Dr. Paul Perkowski, a vascular surgeon, says it’s easy to accuse doctors of being greedy when they complain about falling reimbursements, though that’s misreading the situation.

“Our issue is not just getting paid more,” he says. “Our issue is access to care for the patient. We get paid less for just about very procedure and every patient we see than we did five to 10 years ago. You have to disperse that cost somehow.”

Patient access suffers, as doctors shave the time they spend with each patient in order to see more of them during the day. Physician offices lay off nurses and staff, and put off hiring more doctors and investing in equipment, Perkowski says.

Adding another 275,000 people to the primary care patient pool without addressing the shortage of family physicians is “a potential disaster,” he says.

Dr. Robert Chasuk, director of the family medicine residency program at Baton Rouge General Hospital, predicts “a time of crisis” before things change. “It will take a severe shortage to compel the powers that be to change the way health care is delivered,” he says.

Chasuk says state medical schools in New Orleans and Shreveport are producing a fraction of the family doctors they have the capacity for. So we’re increasingly reliant on MDs from foreign medical schools, who aren’t as likely to stick around. Our med schools should do more to attract students to family medicine and then hold that interest, Chasuk says.

A 2006 report by the Louisiana Interagency Task Force on the Future of Family Medicine illustrates the depth of the problem. The report classifies 97% of Louisiana parishes as “primary care health professional shortage areas.” Only a third of the state’s doctors practice any type of primary care medicine, which covers general practice, internal medicine, OB/GYN and pediatrics in addition to family practice.

About 70% of the family physicians who go through Baton Rouge General’s residency program, which started in 1994, end up practicing within three parishes of East Baton Rouge, Chasuk says. “Residents tend to stay where they’re trained,” he says. “If we can train them in Louisiana, they’ll stay.”
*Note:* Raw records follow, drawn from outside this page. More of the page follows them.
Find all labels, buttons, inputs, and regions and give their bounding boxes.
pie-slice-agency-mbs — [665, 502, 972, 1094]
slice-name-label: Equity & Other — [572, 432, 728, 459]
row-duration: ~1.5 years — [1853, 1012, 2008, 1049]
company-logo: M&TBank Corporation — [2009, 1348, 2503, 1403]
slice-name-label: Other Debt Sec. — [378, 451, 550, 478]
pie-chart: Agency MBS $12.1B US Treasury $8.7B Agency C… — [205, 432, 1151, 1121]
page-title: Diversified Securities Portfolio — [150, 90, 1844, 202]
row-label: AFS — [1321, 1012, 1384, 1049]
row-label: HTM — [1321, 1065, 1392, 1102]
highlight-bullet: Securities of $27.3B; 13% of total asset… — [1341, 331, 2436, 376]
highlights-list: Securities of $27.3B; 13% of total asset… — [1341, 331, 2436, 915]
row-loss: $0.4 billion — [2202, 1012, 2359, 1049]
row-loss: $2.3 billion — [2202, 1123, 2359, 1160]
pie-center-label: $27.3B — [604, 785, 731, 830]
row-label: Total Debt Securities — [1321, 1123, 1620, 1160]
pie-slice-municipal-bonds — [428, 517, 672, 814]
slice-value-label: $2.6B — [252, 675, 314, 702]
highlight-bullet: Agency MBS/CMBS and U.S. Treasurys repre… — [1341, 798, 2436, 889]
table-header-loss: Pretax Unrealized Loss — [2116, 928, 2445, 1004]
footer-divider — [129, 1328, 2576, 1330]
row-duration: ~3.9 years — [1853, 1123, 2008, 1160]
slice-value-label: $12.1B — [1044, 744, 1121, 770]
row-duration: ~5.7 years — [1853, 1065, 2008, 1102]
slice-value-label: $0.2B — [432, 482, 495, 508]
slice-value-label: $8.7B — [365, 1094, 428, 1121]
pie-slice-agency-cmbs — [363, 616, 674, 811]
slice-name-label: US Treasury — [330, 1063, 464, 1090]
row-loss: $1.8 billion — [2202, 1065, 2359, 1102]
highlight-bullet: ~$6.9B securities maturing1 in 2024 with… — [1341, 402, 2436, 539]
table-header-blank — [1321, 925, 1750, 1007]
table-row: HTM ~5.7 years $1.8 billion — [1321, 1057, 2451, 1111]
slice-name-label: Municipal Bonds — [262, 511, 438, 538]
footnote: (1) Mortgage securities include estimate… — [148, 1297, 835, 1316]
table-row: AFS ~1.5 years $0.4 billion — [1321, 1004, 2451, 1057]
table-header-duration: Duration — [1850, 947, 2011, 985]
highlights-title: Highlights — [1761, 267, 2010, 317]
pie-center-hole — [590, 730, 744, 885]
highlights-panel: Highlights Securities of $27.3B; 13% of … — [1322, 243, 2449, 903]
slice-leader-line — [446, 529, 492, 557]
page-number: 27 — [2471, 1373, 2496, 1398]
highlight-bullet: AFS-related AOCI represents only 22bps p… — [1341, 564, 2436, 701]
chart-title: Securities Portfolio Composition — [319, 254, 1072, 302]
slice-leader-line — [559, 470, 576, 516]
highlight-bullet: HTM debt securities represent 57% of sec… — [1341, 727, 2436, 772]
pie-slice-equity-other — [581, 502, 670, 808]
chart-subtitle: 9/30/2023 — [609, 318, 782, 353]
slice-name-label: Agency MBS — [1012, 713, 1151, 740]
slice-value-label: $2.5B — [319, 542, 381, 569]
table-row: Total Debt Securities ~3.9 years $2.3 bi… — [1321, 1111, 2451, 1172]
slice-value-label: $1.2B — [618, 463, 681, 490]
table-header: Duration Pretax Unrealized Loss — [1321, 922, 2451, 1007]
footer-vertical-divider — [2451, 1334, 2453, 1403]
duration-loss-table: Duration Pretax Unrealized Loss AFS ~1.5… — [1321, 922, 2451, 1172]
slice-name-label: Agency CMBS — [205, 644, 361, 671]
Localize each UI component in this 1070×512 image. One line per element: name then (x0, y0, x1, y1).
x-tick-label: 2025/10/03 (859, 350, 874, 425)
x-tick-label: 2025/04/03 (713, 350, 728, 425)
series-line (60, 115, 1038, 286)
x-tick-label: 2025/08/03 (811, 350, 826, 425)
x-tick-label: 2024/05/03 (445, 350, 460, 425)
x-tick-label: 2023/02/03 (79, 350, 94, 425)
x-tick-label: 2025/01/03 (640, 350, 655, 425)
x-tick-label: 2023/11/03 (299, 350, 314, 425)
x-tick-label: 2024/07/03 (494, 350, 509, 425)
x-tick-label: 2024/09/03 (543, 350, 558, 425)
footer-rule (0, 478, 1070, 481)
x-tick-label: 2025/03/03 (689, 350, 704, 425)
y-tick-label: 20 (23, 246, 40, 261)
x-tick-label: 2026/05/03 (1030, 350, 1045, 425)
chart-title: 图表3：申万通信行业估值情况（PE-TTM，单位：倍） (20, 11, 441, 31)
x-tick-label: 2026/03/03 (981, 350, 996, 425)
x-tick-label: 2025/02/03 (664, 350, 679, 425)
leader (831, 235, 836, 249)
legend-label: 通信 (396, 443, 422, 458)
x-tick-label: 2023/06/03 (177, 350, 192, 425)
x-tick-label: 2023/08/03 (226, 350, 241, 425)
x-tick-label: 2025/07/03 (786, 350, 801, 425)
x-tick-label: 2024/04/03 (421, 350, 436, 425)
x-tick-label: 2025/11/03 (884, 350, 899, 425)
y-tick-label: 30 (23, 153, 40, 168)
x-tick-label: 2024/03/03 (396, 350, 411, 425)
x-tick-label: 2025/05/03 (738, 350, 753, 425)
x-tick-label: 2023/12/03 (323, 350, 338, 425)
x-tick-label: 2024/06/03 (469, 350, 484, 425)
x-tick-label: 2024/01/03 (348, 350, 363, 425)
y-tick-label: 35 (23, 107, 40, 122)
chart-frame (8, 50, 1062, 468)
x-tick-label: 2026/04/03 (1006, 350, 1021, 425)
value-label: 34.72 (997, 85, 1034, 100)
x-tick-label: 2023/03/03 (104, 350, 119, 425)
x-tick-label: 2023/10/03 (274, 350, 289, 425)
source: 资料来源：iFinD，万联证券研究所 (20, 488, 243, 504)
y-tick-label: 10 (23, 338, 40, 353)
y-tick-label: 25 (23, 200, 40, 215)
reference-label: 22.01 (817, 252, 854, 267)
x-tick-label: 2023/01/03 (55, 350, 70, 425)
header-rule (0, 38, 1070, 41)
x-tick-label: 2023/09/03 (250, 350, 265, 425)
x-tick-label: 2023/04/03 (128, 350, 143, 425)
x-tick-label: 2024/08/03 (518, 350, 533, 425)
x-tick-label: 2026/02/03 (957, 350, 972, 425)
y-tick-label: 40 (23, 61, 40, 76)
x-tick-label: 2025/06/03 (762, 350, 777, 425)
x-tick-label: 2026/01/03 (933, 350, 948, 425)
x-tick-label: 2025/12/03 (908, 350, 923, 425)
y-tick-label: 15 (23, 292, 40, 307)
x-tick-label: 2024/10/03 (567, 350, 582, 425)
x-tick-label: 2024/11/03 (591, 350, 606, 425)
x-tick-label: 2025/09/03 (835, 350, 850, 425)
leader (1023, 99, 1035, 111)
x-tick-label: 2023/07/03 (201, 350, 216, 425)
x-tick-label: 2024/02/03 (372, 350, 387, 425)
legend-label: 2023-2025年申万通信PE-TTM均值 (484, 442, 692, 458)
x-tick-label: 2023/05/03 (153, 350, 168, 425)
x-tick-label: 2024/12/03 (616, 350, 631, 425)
David Hood is senior health policy analyst for the Public Affairs Research Council of Louisiana and was the Department of Health and Hospitals secretary during Gov. Mike Foster’s administration. The state has suffered a shortage of primary care for “a good while,” he says. The hurricanes just made it worse. Adding another 275,000 to the insurance rolls will undoubtedly make it even worse. But that’s no reason to give up on a major overhaul of the state’s health care system—though Hood suspects it will be used as an excuse for inaction.

“I don’t think any of that is a good enough excuse to not move forward,” he says. “We’ve wasted entirely too much time already.”

The state should be willing to put up more money for Medicaid reimbursement payments—at least matching Medicare, which isn’t great but better than Medicaid, which Louisiana currently reimburses at 90% of Medicare. With the state’s $6.3 billion Medicaid program, lawmakers should be able to find extra money to compensate the kinds of doctors we need more of, Hood says, noting that a relatively small investment in primary care yields a large return.

“This is something we really need to get our minds wrapped around,” he says. “Sitting on the sidelines while everything goes to hell in a handbasket just isn’t going to work. There are a lot of potential solutions here and we need to work through them.”